The incentive program began in 2025 after TNAFP received a contract with the Tennessee Department of Health to administer approved state funding. Doctors can apply at any point during their three-year training at one of 12 Tennessee family-medicine residency programs.

“We worked with Sen. Rusty Crowe [R-Johnson City, chair of the Senate Health and Welfare Committee] to sponsor legislation in 2023 that created the program,” says Dave Chaney, executive director. “The language of the bill specified that it would be maintained by the Tennessee Department of Health, and we have a seat at the table as a nonprofit focused on promoting and growing family medicine in Tennessee. The next year some statutory language had to be cleared up, and then finally we launched last summer. “

Five inaugural recipients were selected this spring, and the process will begin soon for the next group of recipients to be awarded in 2027, Chaney says.

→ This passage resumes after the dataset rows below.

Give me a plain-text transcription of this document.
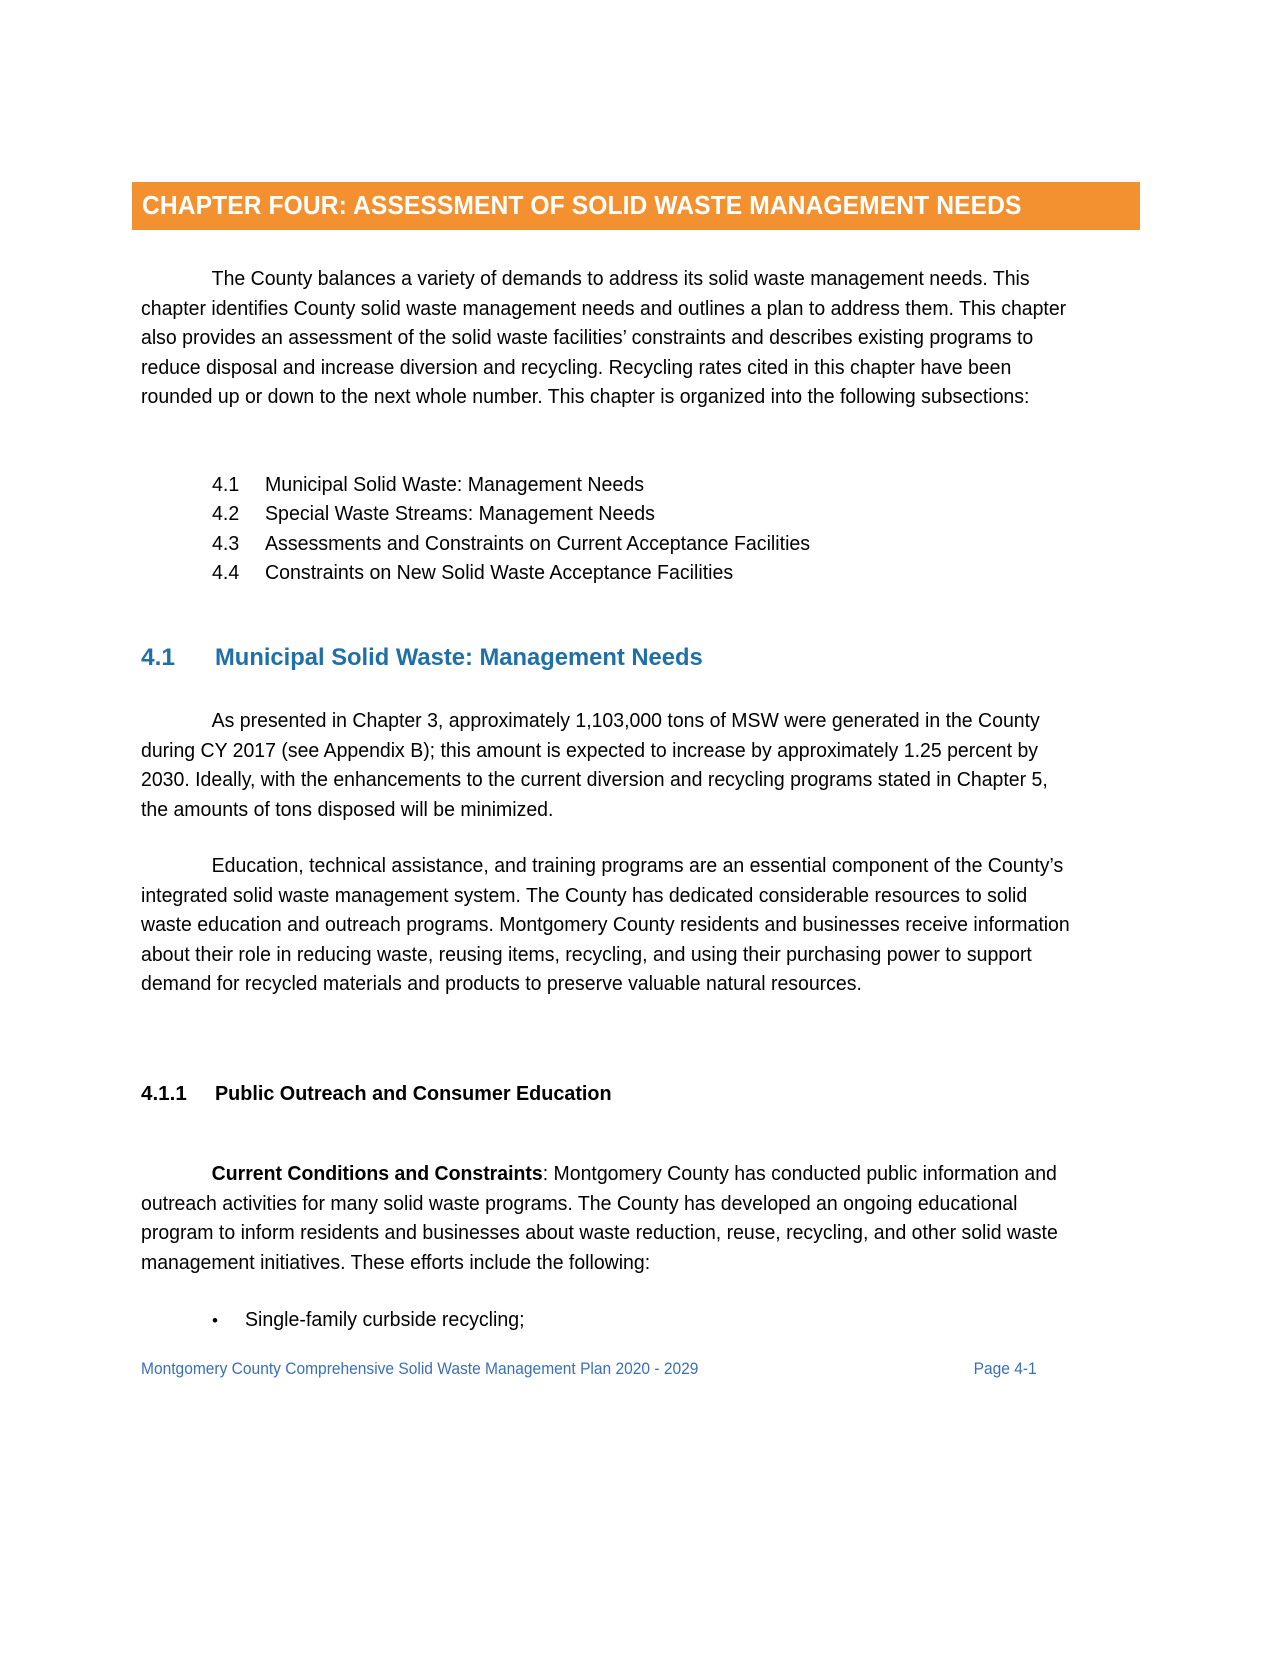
CHAPTER FOUR: ASSESSMENT OF SOLID WASTE MANAGEMENT NEEDS

The County balances a variety of demands to address its solid waste management needs. This chapter identifies County solid waste management needs and outlines a plan to address them. This chapter also provides an assessment of the solid waste facilities’ constraints and describes existing programs to reduce disposal and increase diversion and recycling. Recycling rates cited in this chapter have been rounded up or down to the next whole number. This chapter is organized into the following subsections:

4.1	Municipal Solid Waste: Management Needs
4.2	Special Waste Streams: Management Needs
4.3	Assessments and Constraints on Current Acceptance Facilities
4.4	Constraints on New Solid Waste Acceptance Facilities
4.1	Municipal Solid Waste: Management Needs

As presented in Chapter 3, approximately 1,103,000 tons of MSW were generated in the County during CY 2017 (see Appendix B); this amount is expected to increase by approximately 1.25 percent by 2030. Ideally, with the enhancements to the current diversion and recycling programs stated in Chapter 5, the amounts of tons disposed will be minimized.

Education, technical assistance, and training programs are an essential component of the County’s integrated solid waste management system. The County has dedicated considerable resources to solid waste education and outreach programs. Montgomery County residents and businesses receive information about their role in reducing waste, reusing items, recycling, and using their purchasing power to support demand for recycled materials and products to preserve valuable natural resources.

4.1.1	Public Outreach and Consumer Education

Current Conditions and Constraints: Montgomery County has conducted public information and outreach activities for many solid waste programs. The County has developed an ongoing educational program to inform residents and businesses about waste reduction, reuse, recycling, and other solid waste management initiatives. These efforts include the following:

•	Single-family curbside recycling;
Montgomery County Comprehensive Solid Waste Management Plan 2020 - 2029	Page 4-1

“We began explaining the program to residents because there already are some incentive programs available for physicians and other healthcare providers. Ours differs in two ways: First, it’s designed specifically for family physicians, and it’s a greater monetary reward over a longer period of time. What we want to do is get doctors who are interested in this kind of underserved environment and then keep them there for a longer time so they can provide a great health benefit to that population.”

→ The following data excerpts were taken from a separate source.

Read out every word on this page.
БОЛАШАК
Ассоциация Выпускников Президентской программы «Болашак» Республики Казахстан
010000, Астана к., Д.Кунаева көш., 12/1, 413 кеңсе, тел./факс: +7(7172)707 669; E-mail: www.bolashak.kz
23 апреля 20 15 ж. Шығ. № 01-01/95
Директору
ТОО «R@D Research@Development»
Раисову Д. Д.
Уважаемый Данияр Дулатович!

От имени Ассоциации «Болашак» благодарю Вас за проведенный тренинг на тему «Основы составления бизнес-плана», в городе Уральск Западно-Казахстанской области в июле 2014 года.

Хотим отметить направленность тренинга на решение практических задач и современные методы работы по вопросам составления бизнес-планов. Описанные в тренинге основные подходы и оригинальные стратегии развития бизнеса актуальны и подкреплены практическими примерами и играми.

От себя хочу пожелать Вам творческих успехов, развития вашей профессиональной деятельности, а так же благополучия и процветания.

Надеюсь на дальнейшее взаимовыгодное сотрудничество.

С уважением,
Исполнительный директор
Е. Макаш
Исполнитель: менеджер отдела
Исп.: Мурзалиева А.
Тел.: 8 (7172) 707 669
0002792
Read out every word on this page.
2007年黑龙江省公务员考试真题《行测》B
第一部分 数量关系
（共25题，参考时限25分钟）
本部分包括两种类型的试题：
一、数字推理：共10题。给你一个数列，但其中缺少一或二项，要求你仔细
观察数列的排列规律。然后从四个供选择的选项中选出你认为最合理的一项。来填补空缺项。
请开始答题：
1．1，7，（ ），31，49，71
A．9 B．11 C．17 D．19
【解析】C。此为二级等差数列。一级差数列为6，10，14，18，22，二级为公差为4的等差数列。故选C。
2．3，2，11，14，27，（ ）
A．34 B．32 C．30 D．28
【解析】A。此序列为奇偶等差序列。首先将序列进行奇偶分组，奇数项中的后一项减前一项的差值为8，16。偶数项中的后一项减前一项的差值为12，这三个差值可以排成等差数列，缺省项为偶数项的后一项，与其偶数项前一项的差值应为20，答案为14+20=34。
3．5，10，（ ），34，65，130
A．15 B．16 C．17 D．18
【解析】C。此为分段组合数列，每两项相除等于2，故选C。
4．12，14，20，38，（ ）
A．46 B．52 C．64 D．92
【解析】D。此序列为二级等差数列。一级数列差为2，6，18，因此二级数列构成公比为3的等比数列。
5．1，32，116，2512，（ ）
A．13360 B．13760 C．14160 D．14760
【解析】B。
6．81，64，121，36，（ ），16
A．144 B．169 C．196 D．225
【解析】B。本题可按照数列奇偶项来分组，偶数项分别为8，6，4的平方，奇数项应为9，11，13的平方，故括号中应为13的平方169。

Hence a five-year commitment vs. one for a year or two, he notes.

“Our hope is that they put down roots in that community, really embed themselves and develop relationships, so when their time is up they really don’t want to leave,” he says. “That’s where we think this can make a real difference.”

Applicants had to be a family physician who was out of medical school and in a residency training program based in Tennessee. Interest was strong. The five inaugural recipients were chosen from 16 applicants who themselves were drawn from a pool of around 300 total submissions.

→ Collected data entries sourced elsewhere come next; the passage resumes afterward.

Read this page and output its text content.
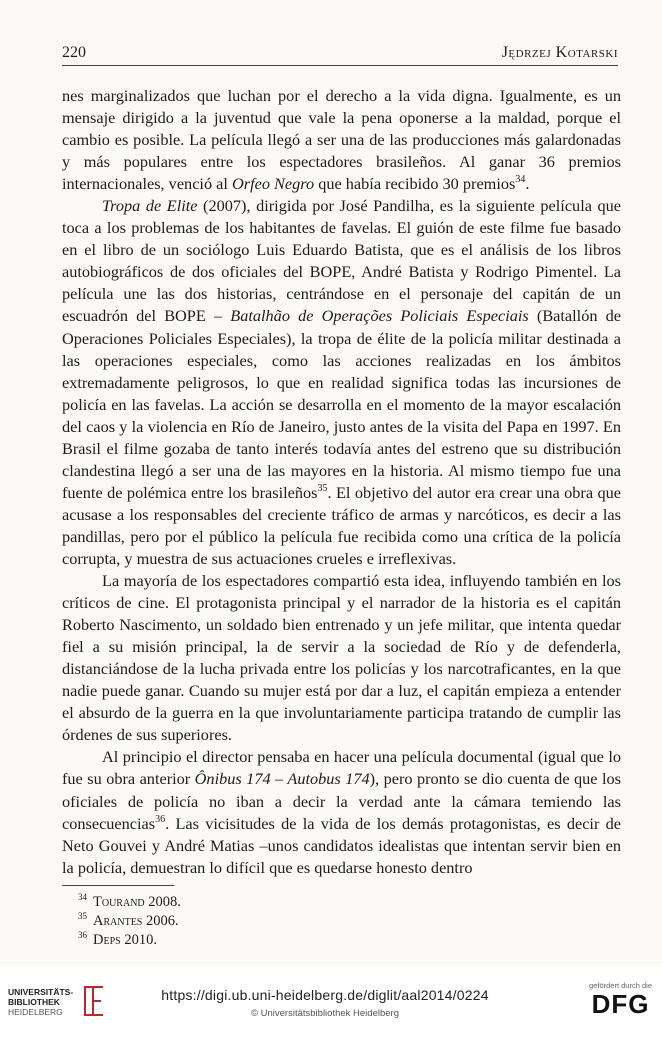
220	Jędrzej Kotarski

nes marginalizados que luchan por el derecho a la vida digna. Igualmente, es un mensaje dirigido a la juventud que vale la pena oponerse a la maldad, porque el cambio es posible. La película llegó a ser una de las producciones más galardonadas y más populares entre los espectadores brasileños. Al ganar 36 premios internacionales, venció al Orfeo Negro que había recibido 30 premios$^{34}$.

Tropa de Elite (2007), dirigida por José Pandilha, es la siguiente película que toca a los problemas de los habitantes de favelas. El guión de este filme fue basado en el libro de un sociólogo Luis Eduardo Batista, que es el análisis de los libros autobiográficos de dos oficiales del BOPE, André Batista y Rodrigo Pimentel. La película une las dos historias, centrándose en el personaje del capitán de un escuadrón del BOPE – Batalhão de Operações Policiais Especiais (Batallón de Operaciones Policiales Especiales), la tropa de élite de la policía militar destinada a las operaciones especiales, como las acciones realizadas en los ámbitos extremadamente peligrosos, lo que en realidad significa todas las incursiones de policía en las favelas. La acción se desarrolla en el momento de la mayor escalación del caos y la violencia en Río de Janeiro, justo antes de la visita del Papa en 1997. En Brasil el filme gozaba de tanto interés todavía antes del estreno que su distribución clandestina llegó a ser una de las mayores en la historia. Al mismo tiempo fue una fuente de polémica entre los brasileños$^{35}$. El objetivo del autor era crear una obra que acusase a los responsables del creciente tráfico de armas y narcóticos, es decir a las pandillas, pero por el público la película fue recibida como una crítica de la policía corrupta, y muestra de sus actuaciones crueles e irreflexivas.

La mayoría de los espectadores compartió esta idea, influyendo también en los críticos de cine. El protagonista principal y el narrador de la historia es el capitán Roberto Nascimento, un soldado bien entrenado y un jefe militar, que intenta quedar fiel a su misión principal, la de servir a la sociedad de Río y de defenderla, distanciándose de la lucha privada entre los policías y los narcotraficantes, en la que nadie puede ganar. Cuando su mujer está por dar a luz, el capitán empieza a entender el absurdo de la guerra en la que involuntariamente participa tratando de cumplir las órdenes de sus superiores.

Al principio el director pensaba en hacer una película documental (igual que lo fue su obra anterior Ônibus 174 – Autobus 174), pero pronto se dio cuenta de que los oficiales de policía no iban a decir la verdad ante la cámara temiendo las consecuencias$^{36}$. Las vicisitudes de la vida de los demás protagonistas, es decir de Neto Gouvei y André Matias –unos candidatos idealistas que intentan servir bien en la policía, demuestran lo difícil que es quedarse honesto dentro

$^{34}$ Tourand 2008.
$^{35}$ Arantes 2006.
$^{36}$ Deps 2010.
UNIVERSITÄTS-
BIBLIOTHEK
HEIDELBERG
https://digi.ub.uni-heidelberg.de/diglit/aal2014/0224
© Universitätsbibliothek Heidelberg
gefördert durch die
DFG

“We were pleased with that initial response,” Chaney says. “There are 12 family medicine residency programs across the state, and we talked to them, and we’re also speaking to med school students so they know this resource is out there now, and something they can consider.”

And consider it they will, he predicts, given the huge amount of costs young doctors carry with them after they finish their education and preliminary training.

“When we ask about debt, pretty much every hand in the room goes up, so we’re not surprised that there’s a lot of interest,” Chaney says. “When you’re talking about anywhere from $200,000 to double that, it’s a huge burden.

“We’re hearing about young physicians making decisions about where and how to practice purely based on financial reasons. We created a program for those who have an interest in going back to their hometown, or a community like the one where they group up, so they could have a practice like the one they envisioned when they decided to become a doctor.

“If they’re not doing that because they say they can’t make enough money doing that, we wanted to create a pathway so they could have that option.”

The organization says placing one doctor in these types of communities makes an immediate difference. Based on research from the American Board of Family Medicine, the average family physician sees as many as 1,700 patients in 18 months, which, Chaney says, “is a real impact on people’s lives in these communities. When it comes to family medicine and primary care access, especially for preventive care and chronic condition management, even one doctor is better than none for these areas.”

“Receiving the TNAFP Loan Repayment Incentive means the world to me,” says Dr. Blakely Graham, who will graduate in June from the East Tennessee State University Family Medicine Residency Program in Bristol and practice in rural East Tennessee.

“There is nothing more rewarding than returning to Seymour and serving my hometown’s residents knowing my debt has been relieved by this program.”